С этого эпизода начался тот знаменитый матч. Знаменитый тем, что впервые на чемпионате в состав были введены Пеле, Гарринча и Зито и сборная Бразилии счастливо нашла, отобрала всех тех, кто покорил мир едва ли не идеальной игрой и кому вскоре досталась Золотая богиня. Замечу, что и в истории советского футбола матч остался примечательным. Наша команда, впервые выехавшая на мировой чемпионат, проиграла противнику, какого прежде не знала, невиданной силы, тем не менее достоинства своего не уронила, неловкости за нее испытать не пришлось.
Ради точности обязан сказать, что имя Гарринча услышал за день до матча при любопытных обстоятельствах.
В прохладном полуподвале отеля в Хиндосе наша команда собралась на установку. Тренер Г. Качалин излагал план игры, назвал вероятный состав противника, внушал футболистам, как им следует противостоять тому или другому бразильцу. Когда собрание близилось к концу, кто-то из команды вопросительно произнес: «А Гарринча?»
Я уже повидал бразильцев во встрече с англичанами, игрока с таким именем там не было. Имя мне ничего не говорило, и я, скорее всего, пропустил бы его мимо ушей. Но уж слишком затянулась пауза, словно вопрос был бестактен, не к месту. Смысл же ответа был таков: не надо ломать голову, не появлялся он в первых двух матчах, бог даст, не появится и завтра.
Долгая, трудная пауза и заставила меня после пуститься в расспросы. Выяснилось, что Гарринчу видели в игре московские динамовцы, недавно ездившие в Южную Америку, и у них создалось впечатление, что наблюдать за ним с трибун гораздо приятнее, чем встретить его на поле.
Сколько я ни читал воспоминаний, отзывов о Гарринче, все они начинались с первого впечатления. Иначе, наверное, невозможно: человек этот немедленно приковывал к себе внимание.

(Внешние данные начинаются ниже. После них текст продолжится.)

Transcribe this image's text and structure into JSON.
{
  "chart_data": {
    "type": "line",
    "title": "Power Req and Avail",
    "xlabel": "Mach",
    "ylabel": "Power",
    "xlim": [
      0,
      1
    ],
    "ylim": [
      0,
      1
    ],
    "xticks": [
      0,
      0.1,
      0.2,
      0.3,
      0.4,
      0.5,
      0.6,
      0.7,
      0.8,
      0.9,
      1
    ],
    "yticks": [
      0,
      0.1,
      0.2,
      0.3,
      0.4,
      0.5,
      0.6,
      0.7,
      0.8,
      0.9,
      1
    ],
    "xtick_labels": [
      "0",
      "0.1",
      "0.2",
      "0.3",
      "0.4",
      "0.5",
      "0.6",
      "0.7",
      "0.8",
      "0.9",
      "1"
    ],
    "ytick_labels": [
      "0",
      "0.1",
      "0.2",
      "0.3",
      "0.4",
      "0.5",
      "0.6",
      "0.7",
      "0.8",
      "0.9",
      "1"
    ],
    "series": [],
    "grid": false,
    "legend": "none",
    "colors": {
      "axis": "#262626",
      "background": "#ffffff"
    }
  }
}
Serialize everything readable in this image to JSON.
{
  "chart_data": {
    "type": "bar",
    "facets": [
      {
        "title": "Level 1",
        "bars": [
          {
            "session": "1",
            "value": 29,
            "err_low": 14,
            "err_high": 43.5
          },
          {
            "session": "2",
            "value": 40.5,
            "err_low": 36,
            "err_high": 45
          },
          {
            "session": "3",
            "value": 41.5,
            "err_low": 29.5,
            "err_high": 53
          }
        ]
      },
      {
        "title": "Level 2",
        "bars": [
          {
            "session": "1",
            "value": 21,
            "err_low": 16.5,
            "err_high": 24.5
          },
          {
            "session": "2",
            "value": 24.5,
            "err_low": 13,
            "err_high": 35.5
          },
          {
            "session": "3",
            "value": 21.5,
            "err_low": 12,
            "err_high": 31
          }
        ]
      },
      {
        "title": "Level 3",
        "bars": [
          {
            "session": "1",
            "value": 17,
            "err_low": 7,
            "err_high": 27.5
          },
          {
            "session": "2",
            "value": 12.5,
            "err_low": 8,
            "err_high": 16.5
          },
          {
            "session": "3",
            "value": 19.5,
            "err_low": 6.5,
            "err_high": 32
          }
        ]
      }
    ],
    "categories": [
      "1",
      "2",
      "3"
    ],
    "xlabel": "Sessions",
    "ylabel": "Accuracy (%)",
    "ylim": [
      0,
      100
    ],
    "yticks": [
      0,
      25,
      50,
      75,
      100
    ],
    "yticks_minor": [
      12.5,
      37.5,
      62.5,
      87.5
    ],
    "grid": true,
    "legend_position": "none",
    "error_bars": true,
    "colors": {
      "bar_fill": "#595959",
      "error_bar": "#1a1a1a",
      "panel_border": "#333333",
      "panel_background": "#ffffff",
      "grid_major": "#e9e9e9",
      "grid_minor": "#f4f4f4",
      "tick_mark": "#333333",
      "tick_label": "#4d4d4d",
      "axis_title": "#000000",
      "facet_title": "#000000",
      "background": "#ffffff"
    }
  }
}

Выглядел он странновато для футболиста. Ничего атлетического, выгодного. Ростом невелик, горбился, шея незаметна, расслабленный, понурый, взгляд исподлобья. И ноги удивительной конфигурации: казалось, соединить их вместе он не мог, расставлены и обе наклонены влево. Я вдаюсь в подробности потому, что после того матча побывал на даче, где жили бразильцы, и постарался как можно лучше рассмотреть Гарринчу. Внешность других футболистов вблизи совпадала с представлением о них, полученным издали, с трибун, в игре. А Гарринча был тот и не тот. Вроде бы он, наверняка он, но как же не похож на того, на правом фланге, неуловимого, эксцентричного фокусника!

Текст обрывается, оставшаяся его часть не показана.